Honolulu voters have narrowed down a crowded city prosecutor's race to two candidates.
Steve Alm and Megan Kau will face off for Honolulu prosecuting attorney this November. Both have experience at the office as prosecutors. And they both say they can lead the department into a new era, following a corruption scandal that forced Prosecutor Keith Kaneshiro to take paid leave.
Alm led the field of seven candidates, claiming 35% of the votes.
He says the results proved voters want someone they can trust.
"I think voters are going to have confidence that I have experience, but also successful experience," Alm said.
"When I was at the prosecutor's office, I created a culture of high ethical standards and doing justice. I trained the deputies on how to be good trial attorneys, how to be ethical. And then the work of the U.S. Attorney and judge. So I think it's my effective leadership that is a big difference."
The race for second came down to Kau and public defender Jacquie Esser. Kau prevailed, drawing more than 20% of the votes.

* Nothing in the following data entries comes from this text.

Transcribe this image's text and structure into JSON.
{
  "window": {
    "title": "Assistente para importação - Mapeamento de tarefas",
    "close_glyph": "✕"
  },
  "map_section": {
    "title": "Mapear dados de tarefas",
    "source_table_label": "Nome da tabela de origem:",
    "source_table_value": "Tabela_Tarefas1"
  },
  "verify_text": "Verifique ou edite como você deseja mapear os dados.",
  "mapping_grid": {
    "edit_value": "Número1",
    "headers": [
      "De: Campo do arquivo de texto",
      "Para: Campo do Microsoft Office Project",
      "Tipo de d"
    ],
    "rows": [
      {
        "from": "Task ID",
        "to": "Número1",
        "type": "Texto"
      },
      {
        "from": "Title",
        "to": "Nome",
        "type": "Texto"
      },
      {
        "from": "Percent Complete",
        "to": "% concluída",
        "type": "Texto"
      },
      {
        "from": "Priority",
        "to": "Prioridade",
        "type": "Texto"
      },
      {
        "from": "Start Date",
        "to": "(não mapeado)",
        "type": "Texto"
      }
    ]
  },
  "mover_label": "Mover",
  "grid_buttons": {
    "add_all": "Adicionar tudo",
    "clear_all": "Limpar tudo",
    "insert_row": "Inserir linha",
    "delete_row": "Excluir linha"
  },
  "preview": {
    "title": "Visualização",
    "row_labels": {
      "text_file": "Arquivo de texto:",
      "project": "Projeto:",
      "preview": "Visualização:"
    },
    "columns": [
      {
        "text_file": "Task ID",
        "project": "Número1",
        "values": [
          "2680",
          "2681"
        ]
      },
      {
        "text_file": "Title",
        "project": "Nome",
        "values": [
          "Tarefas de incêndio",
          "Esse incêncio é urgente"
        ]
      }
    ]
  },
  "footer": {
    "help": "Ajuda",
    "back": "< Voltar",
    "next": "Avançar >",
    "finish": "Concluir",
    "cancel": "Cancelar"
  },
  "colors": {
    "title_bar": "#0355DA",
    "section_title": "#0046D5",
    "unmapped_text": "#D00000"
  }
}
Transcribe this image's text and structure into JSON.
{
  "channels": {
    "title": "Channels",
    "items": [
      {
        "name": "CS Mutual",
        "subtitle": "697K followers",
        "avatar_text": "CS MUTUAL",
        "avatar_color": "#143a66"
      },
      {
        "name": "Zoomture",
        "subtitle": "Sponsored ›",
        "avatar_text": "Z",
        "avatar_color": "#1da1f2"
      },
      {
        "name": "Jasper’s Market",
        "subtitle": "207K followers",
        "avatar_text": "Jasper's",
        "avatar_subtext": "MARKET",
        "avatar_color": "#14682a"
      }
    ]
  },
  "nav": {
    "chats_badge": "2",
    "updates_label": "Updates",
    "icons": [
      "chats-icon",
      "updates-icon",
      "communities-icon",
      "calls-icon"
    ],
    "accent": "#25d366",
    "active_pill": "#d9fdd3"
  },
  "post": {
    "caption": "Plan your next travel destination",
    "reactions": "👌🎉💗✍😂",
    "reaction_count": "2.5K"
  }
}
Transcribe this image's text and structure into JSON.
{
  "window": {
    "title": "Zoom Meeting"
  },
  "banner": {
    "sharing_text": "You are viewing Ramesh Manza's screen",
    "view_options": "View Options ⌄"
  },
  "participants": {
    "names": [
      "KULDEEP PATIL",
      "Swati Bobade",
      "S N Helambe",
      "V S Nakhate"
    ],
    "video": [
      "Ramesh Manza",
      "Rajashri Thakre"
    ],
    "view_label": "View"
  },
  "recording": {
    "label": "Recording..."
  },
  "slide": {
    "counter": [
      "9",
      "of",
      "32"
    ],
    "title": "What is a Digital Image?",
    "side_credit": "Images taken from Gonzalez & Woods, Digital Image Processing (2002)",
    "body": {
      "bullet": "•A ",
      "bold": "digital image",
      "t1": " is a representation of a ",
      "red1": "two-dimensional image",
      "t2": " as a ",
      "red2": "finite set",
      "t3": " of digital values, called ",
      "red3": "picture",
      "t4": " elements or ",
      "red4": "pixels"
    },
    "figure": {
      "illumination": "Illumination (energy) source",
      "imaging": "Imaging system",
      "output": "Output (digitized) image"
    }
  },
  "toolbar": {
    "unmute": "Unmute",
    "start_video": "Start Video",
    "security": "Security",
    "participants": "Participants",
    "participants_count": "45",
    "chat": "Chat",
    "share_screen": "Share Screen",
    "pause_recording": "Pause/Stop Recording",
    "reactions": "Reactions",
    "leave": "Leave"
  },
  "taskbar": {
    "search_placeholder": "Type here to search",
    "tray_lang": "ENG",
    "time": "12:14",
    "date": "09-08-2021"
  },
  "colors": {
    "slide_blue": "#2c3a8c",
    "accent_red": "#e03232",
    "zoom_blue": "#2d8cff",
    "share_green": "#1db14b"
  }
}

Kau says the race for second was a tough one. But says she's confident she can convince voters that she's the right person for the job.

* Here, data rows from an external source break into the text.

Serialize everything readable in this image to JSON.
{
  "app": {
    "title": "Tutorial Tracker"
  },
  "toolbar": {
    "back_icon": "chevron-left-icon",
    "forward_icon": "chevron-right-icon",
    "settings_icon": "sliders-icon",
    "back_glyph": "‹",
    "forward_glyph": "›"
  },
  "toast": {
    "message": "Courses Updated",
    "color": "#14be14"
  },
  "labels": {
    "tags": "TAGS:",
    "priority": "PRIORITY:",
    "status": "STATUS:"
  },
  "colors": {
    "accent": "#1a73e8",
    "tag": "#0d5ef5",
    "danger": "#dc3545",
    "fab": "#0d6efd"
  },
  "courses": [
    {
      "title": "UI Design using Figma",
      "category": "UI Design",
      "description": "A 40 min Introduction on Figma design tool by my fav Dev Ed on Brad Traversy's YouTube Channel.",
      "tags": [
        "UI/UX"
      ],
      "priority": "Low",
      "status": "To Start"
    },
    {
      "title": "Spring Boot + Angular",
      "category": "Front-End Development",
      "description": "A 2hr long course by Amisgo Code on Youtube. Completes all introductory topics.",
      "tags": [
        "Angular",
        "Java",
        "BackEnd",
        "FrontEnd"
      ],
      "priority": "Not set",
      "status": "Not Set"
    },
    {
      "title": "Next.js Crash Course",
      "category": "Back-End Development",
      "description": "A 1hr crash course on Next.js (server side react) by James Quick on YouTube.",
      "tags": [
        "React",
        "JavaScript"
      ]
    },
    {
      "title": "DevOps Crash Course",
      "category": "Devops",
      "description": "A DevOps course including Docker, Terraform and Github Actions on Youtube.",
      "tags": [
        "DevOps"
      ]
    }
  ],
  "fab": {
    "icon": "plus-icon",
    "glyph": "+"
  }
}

"I just need to go out and talk to people," Kau said. "I, very early on, realized that meeting people in person was my strength -- and talking about the prosecutor's office and the justice system.
"If I continue to do that, and talk to enough people, I think that we will be able to take the race in November."
Kau says there isn't that much of a difference between her and Alm. But she notes that she has more recent trial experience, which will help her train deputy prosecutors, win trials, and effectively lead the department.
Both Alm and Kau say that if they are elected, they will "hit the ground running."
While the night didn't turn Esser's way, she says her candidacy aimed to invoke change in the criminal justice system. To that end, she believes her campaign was successful.
"Whoever may prevail as the next prosecutor, I do hope that they take in mind that people do want a more fair and just system," she said. "A system that recognizes people are more than their worst act, and that they can change -- if we give them the right support and services."
Voters will choose the next city prosecutor on November 3.